On 11 April 1942 the first of the NZMC prisoners of war were repatriated from Italy. The group included the commanding officers of the three New Zealand field ambulances captured in Libya in November 1941—Lieutenant-Colonels J. M. Twhigg, A. A. Tennent, and N. C. Speight—Major T. G. de Clive Lowe, who was captured at the same time, and nineteen NZMC other ranks. In addition, there were two regimental medical orderlies, one NZDC other rank, and three New Zealand invalids.

They had come from Camp 75 near Bari, Italy, and had been transferred from an Italian naval hospital ship to HS Llandovery Castle at Smyrna on 8 April, along with protected personnel from British, Australian, and South African forces. They disembarked at page 310 Alexandria on 11 April and went that day by hospital train to Cairo, where they were welcomed back by DDMS 2 NZEF.

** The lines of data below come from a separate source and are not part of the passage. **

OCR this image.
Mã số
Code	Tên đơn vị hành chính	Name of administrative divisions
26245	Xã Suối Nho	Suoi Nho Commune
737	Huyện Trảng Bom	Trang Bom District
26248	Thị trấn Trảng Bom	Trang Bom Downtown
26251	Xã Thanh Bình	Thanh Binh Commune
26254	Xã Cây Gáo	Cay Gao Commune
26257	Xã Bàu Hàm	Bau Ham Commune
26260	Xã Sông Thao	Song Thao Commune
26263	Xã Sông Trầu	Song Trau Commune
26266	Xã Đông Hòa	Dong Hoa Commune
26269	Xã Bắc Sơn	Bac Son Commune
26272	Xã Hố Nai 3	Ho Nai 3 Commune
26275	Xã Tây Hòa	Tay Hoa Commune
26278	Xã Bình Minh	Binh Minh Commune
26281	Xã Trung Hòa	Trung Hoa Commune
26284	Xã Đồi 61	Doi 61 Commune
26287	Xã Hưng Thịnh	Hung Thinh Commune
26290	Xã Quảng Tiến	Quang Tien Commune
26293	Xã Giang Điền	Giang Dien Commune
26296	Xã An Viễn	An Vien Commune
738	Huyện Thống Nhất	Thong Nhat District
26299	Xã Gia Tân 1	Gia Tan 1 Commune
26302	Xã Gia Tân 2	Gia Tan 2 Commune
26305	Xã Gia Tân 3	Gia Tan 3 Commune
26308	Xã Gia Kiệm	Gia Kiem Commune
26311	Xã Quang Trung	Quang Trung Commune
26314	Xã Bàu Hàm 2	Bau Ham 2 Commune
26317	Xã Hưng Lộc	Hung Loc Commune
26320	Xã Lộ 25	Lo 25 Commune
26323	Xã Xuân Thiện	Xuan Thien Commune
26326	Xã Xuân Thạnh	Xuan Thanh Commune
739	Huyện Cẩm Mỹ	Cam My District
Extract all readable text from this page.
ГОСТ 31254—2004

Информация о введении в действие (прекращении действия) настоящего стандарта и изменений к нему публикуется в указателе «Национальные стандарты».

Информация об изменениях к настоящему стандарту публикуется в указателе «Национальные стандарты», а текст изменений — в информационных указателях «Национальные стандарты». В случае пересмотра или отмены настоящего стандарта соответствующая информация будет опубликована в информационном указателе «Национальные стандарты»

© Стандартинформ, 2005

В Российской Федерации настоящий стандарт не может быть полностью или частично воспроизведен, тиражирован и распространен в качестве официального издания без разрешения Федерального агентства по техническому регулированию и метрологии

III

There was some doubt as to the recognised policy regarding the re-employment in 2 NZEF in the Middle East of the exchanged prisoner-of-war protected personnel and an opinion was obtained from DJAG 2 NZEF. It was agreed that the appropriate parts of the Hague Convention permitted the re-employment of medical personnel as distinct from combatant troops, but it was not customary to employ them on the same front. A definite instruction was issued by the War Office that the British personnel involved in the exchange were to be returned to the United Kingdom, and a similar course was later adopted with the New Zealanders, some of whom served in the Pacific after their return to New Zealand.1

1In May 1943 Army HQ New Zealand pointed out that protected personnel could quite rightly be re-employed on the same front, and suggested that this might be necessary because of manpower shortage.